Mistress America
A intensidade é uma merda. Porque as pessoas curtem as pessoas intensas, mas não levam para casa. Seres humanos, de maneira geral, tem a alma homo, amam seus iguais, não amam quem é diferente. Está aí Jane Austen que não me deixa mentir.
Pessoas intensas precisam ter sempre um plano B em relacionamentos com pessoas não intensas. O problema é que, muitas vezes, pessoas intensas têm pouca percepção do outro. Acreditam que o apreço demonstrado em mesa de bar, no trabalho, em ambientes sociais ou privados significa afeto confiável. Não significa. Os aplausos ou o afeto demonstrados querem dizer apenas que a pessoa intensa é muito atraente, original, inusitada.
As pessoas intensas deveriam seguir à risca o conselho do Rei Faisal, citado por Ulisses Guimarães: ouvir em dobro e falar a metade.
A dificuldade é que pessoas intensas adoram partilhar e aí correm o risco de candidatos a que escritores medíocres e malévolos as coloquem debaixo do microscópio de suas vidas sem cor e as transformem em histórias. Como no filme Mistress America.
Perceber que se tornou objeto do meio talento alheio para escrever ou fofocar (tem gente que nem escrever sabe) faz com que as pessoas intensas, em geral, caiam em depressão. Como em “Razão e Sensibilidade”. Ainda bem que, no século XXI, temos os antibióticos, os terapeutas e os remédios para mitigar o baque.
Mulheres intensas deveriam reservar uma parte de sua intensidade para ginástica pesada, manicure semanal, massagem, cinema, teatro, compras, enfim, atividades que se pode fazer sozinha e pagar por elas. Porque fazendo assim não correm o risco de serem classificadas como adoráveis, mas fadadas ao fracasso. Amoroso, profissional ou o que quer que as pessoas não intensas classifiquem como fracasso.
Mulheres intensas (conheço poucos homens intensos em comparação com mulheres) não deveriam nunca se oferecer para estar com, fazer coisas com ou insistir em partilhar com. Para não correr o risco de um rico não criativo dizer que abrir um restaurante é como ter um filho drogado. O tipo de investimento que consome dinheiro e emoção o tempo todo. Guardando as devidas proporções, os sonhos das pessoas intensas sempre esbarram na resistência das pessoas não intensas.
Solução para os sonhos? Tentar realizá-los sem esperar muito da aprovação ou do dinheiro alheio e, caso o sonho fracasse, nunca, jamais, em tempo algum fazer confidências do fracasso. Seguir em frente, mudar de cidade, de amigos, e partir para realizar os sonhos de outra forma.

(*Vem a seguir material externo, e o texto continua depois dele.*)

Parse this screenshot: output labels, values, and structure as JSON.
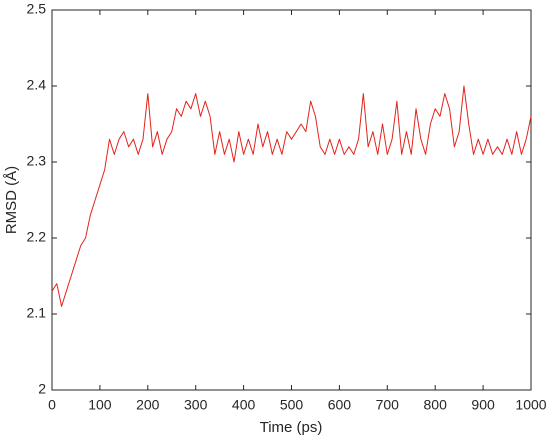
{
  "chart_data": {
    "type": "line",
    "xlabel": "Time (ps)",
    "ylabel": "RMSD (Å)",
    "x": [
      0,
      10,
      20,
      30,
      40,
      50,
      60,
      70,
      80,
      90,
      100,
      110,
      120,
      130,
      140,
      150,
      160,
      170,
      180,
      190,
      200,
      210,
      220,
      230,
      240,
      250,
      260,
      270,
      280,
      290,
      300,
      310,
      320,
      330,
      340,
      350,
      360,
      370,
      380,
      390,
      400,
      410,
      420,
      430,
      440,
      450,
      460,
      470,
      480,
      490,
      500,
      510,
      520,
      530,
      540,
      550,
      560,
      570,
      580,
      590,
      600,
      610,
      620,
      630,
      640,
      650,
      660,
      670,
      680,
      690,
      700,
      710,
      720,
      730,
      740,
      750,
      760,
      770,
      780,
      790,
      800,
      810,
      820,
      830,
      840,
      850,
      860,
      870,
      880,
      890,
      900,
      910,
      920,
      930,
      940,
      950,
      960,
      970,
      980,
      990,
      1000
    ],
    "series": [
      {
        "color": "#e3231c",
        "values": [
          2.13,
          2.14,
          2.11,
          2.13,
          2.15,
          2.17,
          2.19,
          2.2,
          2.23,
          2.25,
          2.27,
          2.29,
          2.33,
          2.31,
          2.33,
          2.34,
          2.32,
          2.33,
          2.31,
          2.33,
          2.39,
          2.32,
          2.34,
          2.31,
          2.33,
          2.34,
          2.37,
          2.36,
          2.38,
          2.37,
          2.39,
          2.36,
          2.38,
          2.36,
          2.31,
          2.34,
          2.31,
          2.33,
          2.3,
          2.34,
          2.31,
          2.33,
          2.31,
          2.35,
          2.32,
          2.34,
          2.31,
          2.33,
          2.31,
          2.34,
          2.33,
          2.34,
          2.35,
          2.34,
          2.38,
          2.36,
          2.32,
          2.31,
          2.33,
          2.31,
          2.33,
          2.31,
          2.32,
          2.31,
          2.33,
          2.39,
          2.32,
          2.34,
          2.31,
          2.35,
          2.31,
          2.33,
          2.38,
          2.31,
          2.34,
          2.31,
          2.37,
          2.33,
          2.31,
          2.35,
          2.37,
          2.36,
          2.39,
          2.37,
          2.32,
          2.34,
          2.4,
          2.35,
          2.31,
          2.33,
          2.31,
          2.33,
          2.31,
          2.32,
          2.31,
          2.33,
          2.31,
          2.34,
          2.31,
          2.33,
          2.36
        ]
      }
    ],
    "xlim": [
      0,
      1000
    ],
    "xticks": [
      0,
      100,
      200,
      300,
      400,
      500,
      600,
      700,
      800,
      900,
      1000
    ],
    "ylim": [
      2,
      2.5
    ],
    "yticks": [
      2,
      2.1,
      2.2,
      2.3,
      2.4,
      2.5
    ]
  }
}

Pessoas intensas deveriam vir acompanhadas de duas qualidades: disciplina e desapego.
Qualidades que costumam acompanhar um maior número de pessoas racionais. Uma lástima. Recebi ontem de um pesquisador um áudio que meu pai gravou em 1957, na estréia de “Perdoa-me por me traíres”. Ele desanca a critica, incluindo Paulo Francis e outros a quem ele dá nome, RG e CPF, como de hábito. Um homem intenso.

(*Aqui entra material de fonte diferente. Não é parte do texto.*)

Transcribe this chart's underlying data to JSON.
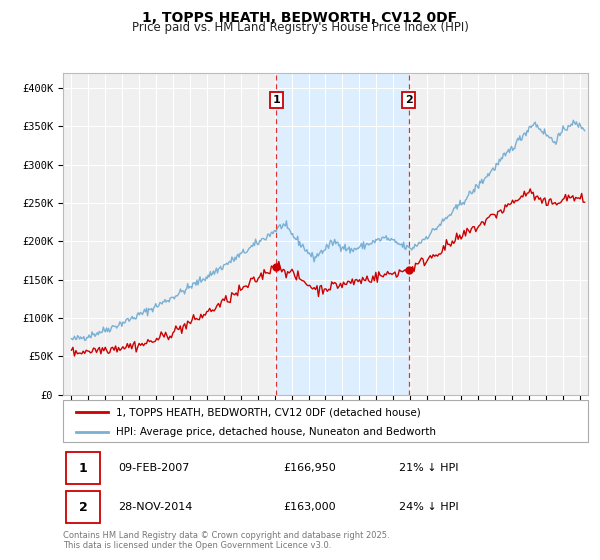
{
  "title": "1, TOPPS HEATH, BEDWORTH, CV12 0DF",
  "subtitle": "Price paid vs. HM Land Registry's House Price Index (HPI)",
  "legend_entry1": "1, TOPPS HEATH, BEDWORTH, CV12 0DF (detached house)",
  "legend_entry2": "HPI: Average price, detached house, Nuneaton and Bedworth",
  "color_red": "#cc0000",
  "color_blue": "#7ab0d4",
  "color_shading": "#ddeeff",
  "marker1_date": "09-FEB-2007",
  "marker1_price": "£166,950",
  "marker1_hpi": "21% ↓ HPI",
  "marker1_x": 2007.1,
  "marker1_y": 166950,
  "marker2_date": "28-NOV-2014",
  "marker2_price": "£163,000",
  "marker2_hpi": "24% ↓ HPI",
  "marker2_x": 2014.92,
  "marker2_y": 163000,
  "vline1_x": 2007.1,
  "vline2_x": 2014.92,
  "ylim": [
    0,
    420000
  ],
  "xlim_left": 1994.5,
  "xlim_right": 2025.5,
  "yticks": [
    0,
    50000,
    100000,
    150000,
    200000,
    250000,
    300000,
    350000,
    400000
  ],
  "ytick_labels": [
    "£0",
    "£50K",
    "£100K",
    "£150K",
    "£200K",
    "£250K",
    "£300K",
    "£350K",
    "£400K"
  ],
  "xticks": [
    1995,
    1996,
    1997,
    1998,
    1999,
    2000,
    2001,
    2002,
    2003,
    2004,
    2005,
    2006,
    2007,
    2008,
    2009,
    2010,
    2011,
    2012,
    2013,
    2014,
    2015,
    2016,
    2017,
    2018,
    2019,
    2020,
    2021,
    2022,
    2023,
    2024,
    2025
  ],
  "footnote": "Contains HM Land Registry data © Crown copyright and database right 2025.\nThis data is licensed under the Open Government Licence v3.0.",
  "background_color": "#ffffff",
  "plot_bg_color": "#f0f0f0",
  "grid_color": "#ffffff"
}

Eu disse acima que mulheres tendem a ser mais intensas do que homens? Talvez o pequeno conjunto de homens intensos consiga ter, mais facilmente, disciplina e desapego. Mas esses também, em geral, não levam mulheres intensas para casa. Ainda bem que alguns escrevem Mistress America e Perdoa-me por me traíres, homenagens (não apenas elogiosas) à intensidade feminina.